In theory, the August 31 deadline still applied in the other 23 European Union states, despite the fact that the European Commission published a revised list of operators subject to ETS only on August 22. Furthermore, according to EBAA, the EC’s revised list of operators is still far from comprehensive and is riddled with errors, such as identifying flight-planning groups that file operators’ flight plans with Eurocontrol as if they themselves were the actual operators of the aircraft concerned.

The list allocated each of the operators to a so-called “competent authority” in one of the 27 member states of the European Union. However, research by AIN in attempting to contact these authorities revealed that in many cases they have failed to make adequate preparation to handle the high volume of bureaucracy associated with ETS. In many cases, the little information available was published only in the local language, rendering it useless to the majority of foreign operators.

In some cases operators have complained that they were unable to make any contact with their assigned competent authorities, with repeated phone calls and e-mails going unanswered in the frantic days before the August 31 deadline, which fell at the conclusion of the European vacation season. As of the middle of last month, more than two weeks after the deadline, the Hungarian government still had not even confirmed which of its departments would handle ETS.

Any operator included on the EC list who does not meet the deadline(s) for registering MRV plans can be fined approximately $8,000, with an additional $800 for each day that it is late in filing. However, according to the EBAA, the national authorities implementing ETS on behalf of the EC are not expected to impose these penalties due to the long delay in publishing the list of operators and subsequent serious difficulties operators experienced in trying to register their MRV plans.

AIN contacted the EC to ask why its member states’ competent authorities seem so ill-prepared for ETS and whether the registration deadline and associated penalties can be enforced, given its failure to publish an accurate list of operators in a timely way. The EC’s ETS “help desk” declined to respond to any questions and advised AIN to monitor the “Frequently Asked Questions” page of its Web site for possible updates.
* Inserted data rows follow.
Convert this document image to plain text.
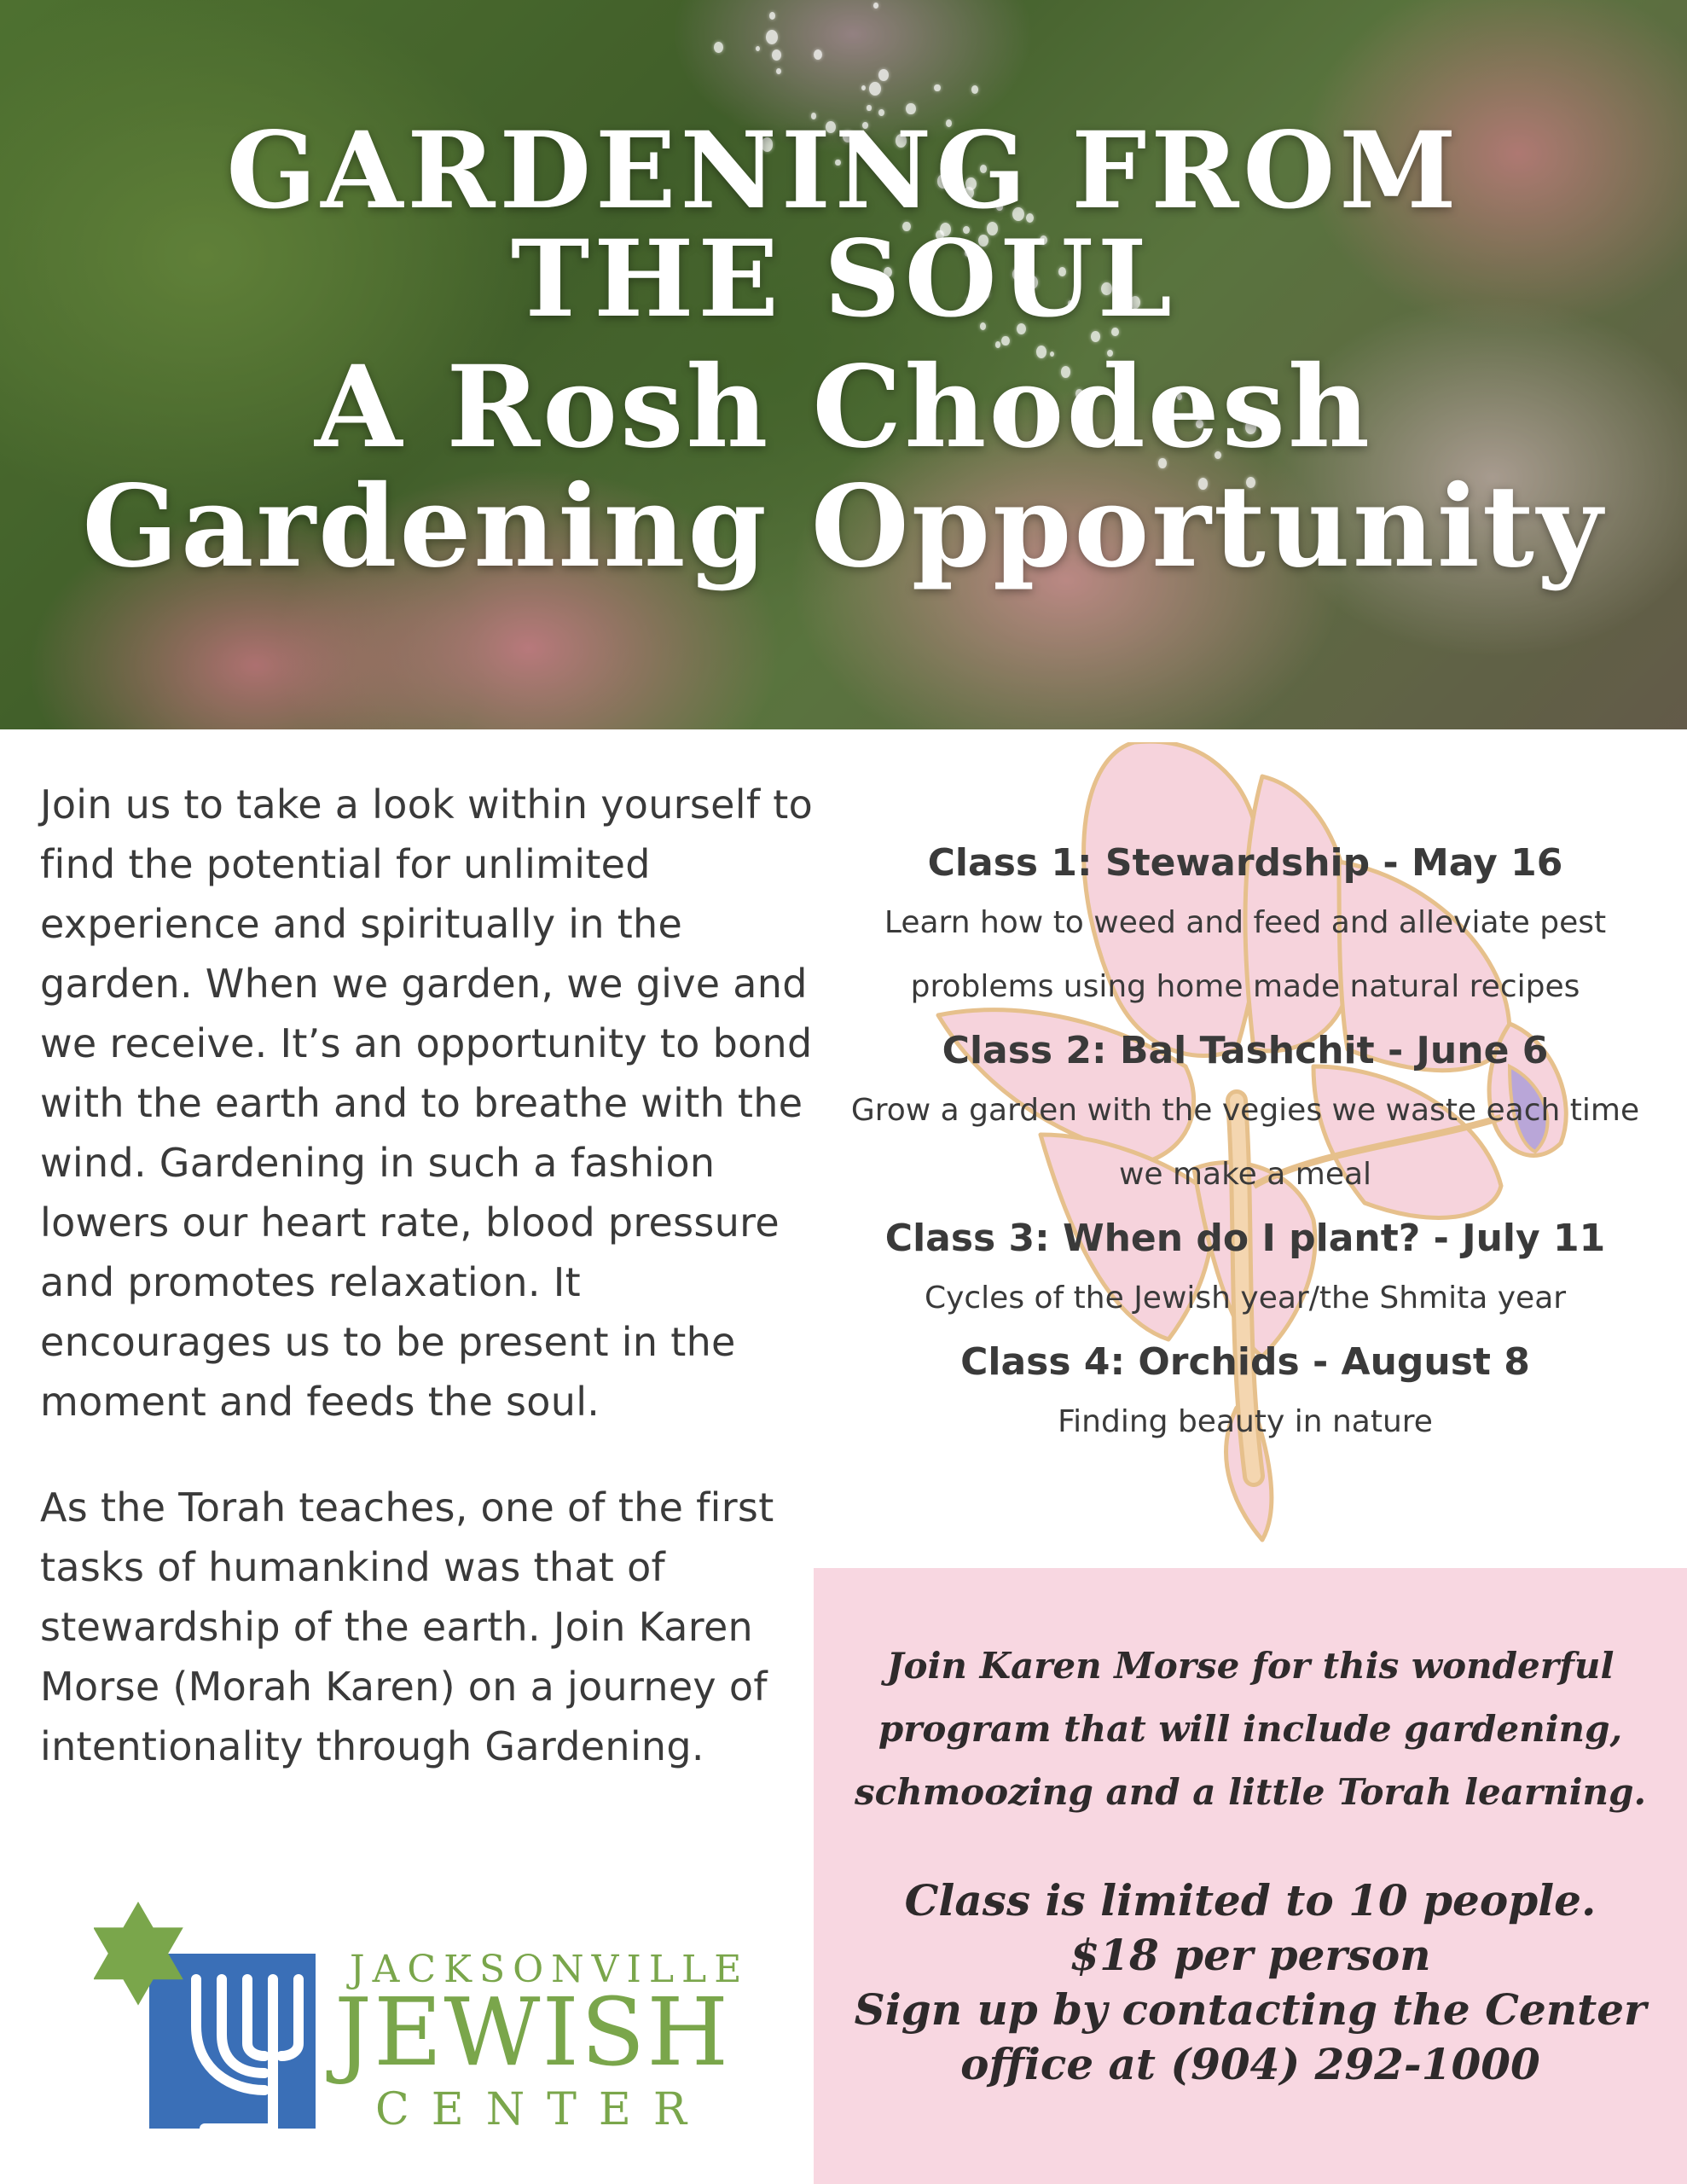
GARDENING FROM
THE SOUL
A Rosh Chodesh
Gardening Opportunity

Join us to take a look within yourself to find the potential for unlimited experience and spiritually in the garden. When we garden, we give and we receive. It’s an opportunity to bond with the earth and to breathe with the wind. Gardening in such a fashion lowers our heart rate, blood pressure and promotes relaxation. It encourages us to be present in the moment and feeds the soul.

As the Torah teaches, one of the first tasks of humankind was that of stewardship of the earth. Join Karen Morse (Morah Karen) on a journey of intentionality through Gardening.

Class 1: Stewardship - May 16

Learn how to weed and feed and alleviate pest problems using home made natural recipes

Class 2: Bal Tashchit - June 6

Grow a garden with the vegies we waste each time we make a meal

Class 3: When do I plant? - July 11

Cycles of the Jewish year/the Shmita year

Class 4: Orchids - August 8

Finding beauty in nature

Join Karen Morse for this wonderful program that will include gardening, schmoozing and a little Torah learning.

Class is limited to 10 people.

$18 per person

Sign up by contacting the Center

office at (904) 292-1000

JACKSONVILLE

JEWISH

CENTER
Indirectly acknowledging some problems with ETS implementation, the EC vaguely alluded to “pragmatic solutions” being found while making no firm commitment to granting greater flexibility and assistance to aircraft operators.
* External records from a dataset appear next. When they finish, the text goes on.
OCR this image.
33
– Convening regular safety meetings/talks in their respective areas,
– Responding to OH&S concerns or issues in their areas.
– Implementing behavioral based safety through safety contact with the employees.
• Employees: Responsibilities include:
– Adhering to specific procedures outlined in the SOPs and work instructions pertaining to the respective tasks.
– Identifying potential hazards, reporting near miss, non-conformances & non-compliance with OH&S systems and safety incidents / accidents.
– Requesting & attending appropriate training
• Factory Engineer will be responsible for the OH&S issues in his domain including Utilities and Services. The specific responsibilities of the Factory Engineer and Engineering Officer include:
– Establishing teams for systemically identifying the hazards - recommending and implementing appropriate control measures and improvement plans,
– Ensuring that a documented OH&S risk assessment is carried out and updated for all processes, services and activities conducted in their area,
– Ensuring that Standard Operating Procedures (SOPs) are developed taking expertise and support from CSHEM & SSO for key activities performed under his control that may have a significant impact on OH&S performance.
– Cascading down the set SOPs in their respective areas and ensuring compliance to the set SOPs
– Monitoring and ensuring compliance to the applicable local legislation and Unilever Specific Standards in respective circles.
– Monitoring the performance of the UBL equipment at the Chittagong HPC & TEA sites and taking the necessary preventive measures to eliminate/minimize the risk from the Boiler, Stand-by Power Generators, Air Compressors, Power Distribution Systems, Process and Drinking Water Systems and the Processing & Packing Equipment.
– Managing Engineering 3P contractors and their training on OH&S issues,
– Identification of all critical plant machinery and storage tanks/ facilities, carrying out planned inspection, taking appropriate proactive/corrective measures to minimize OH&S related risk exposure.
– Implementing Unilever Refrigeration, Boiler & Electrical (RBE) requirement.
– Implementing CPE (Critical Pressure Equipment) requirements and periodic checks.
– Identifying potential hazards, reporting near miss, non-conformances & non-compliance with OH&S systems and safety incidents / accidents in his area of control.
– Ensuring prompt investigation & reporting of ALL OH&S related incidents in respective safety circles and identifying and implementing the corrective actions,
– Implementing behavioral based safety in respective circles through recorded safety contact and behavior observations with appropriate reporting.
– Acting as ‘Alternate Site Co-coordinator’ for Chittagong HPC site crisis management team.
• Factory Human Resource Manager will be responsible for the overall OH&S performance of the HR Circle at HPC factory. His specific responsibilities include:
Meanwhile, the EC has rejected a long-standing proposal to use Eurocontrol’s Pagoda air-traffic data system as a tool for calculating aircraft emissions. Instead, it is evaluating a revised version of Pagoda dubbed the ETS support facility and is expected to accept that as a calculation tool. EBAA is pressing for data from the ETS support facility to be accepted as fully verified data that does not need to be independently verified at further cost to aircraft operators.

EBAA believes that the ETS support facility has a small margin of error amounting to less than 1 percent. On this basis, it believes there is a case for the EC to grant further latitude to the exemption that permits operators generating fewer than 10,000 metric tons of CO2 per year to escape ETS. It has argued that this threshold could be raised to 50,000 metric tons.

According to EBAA, of some 6,000 operators on the EC list for ETS, around 5,000 of these collectively account for less than 1 percent of total aviation CO2 emissions. “This proves that the decision to include corporate operators in ETS was ridiculous,” said Humphries. “It is a bad regulation, badly executed.”

In new guidance notes on ETS, EBAA is advising operators to file even the most basic of MRV plans, giving details of their operation and a simple declaration of how they intend to comply. On the question of how they will monitor emissions in terms of metric tons of CO2 per kilometer flown, the association recommends the following statement: “Eurocontrol’s ETS Support facility will be used to determine fuel consumption over the monitoring period. The system records the aircraft type and flight distance. The system knows of the approximate fuel burn rate per distance flown for the aircraft type and hence can calculate the fuel consumption and emissions for each flight.”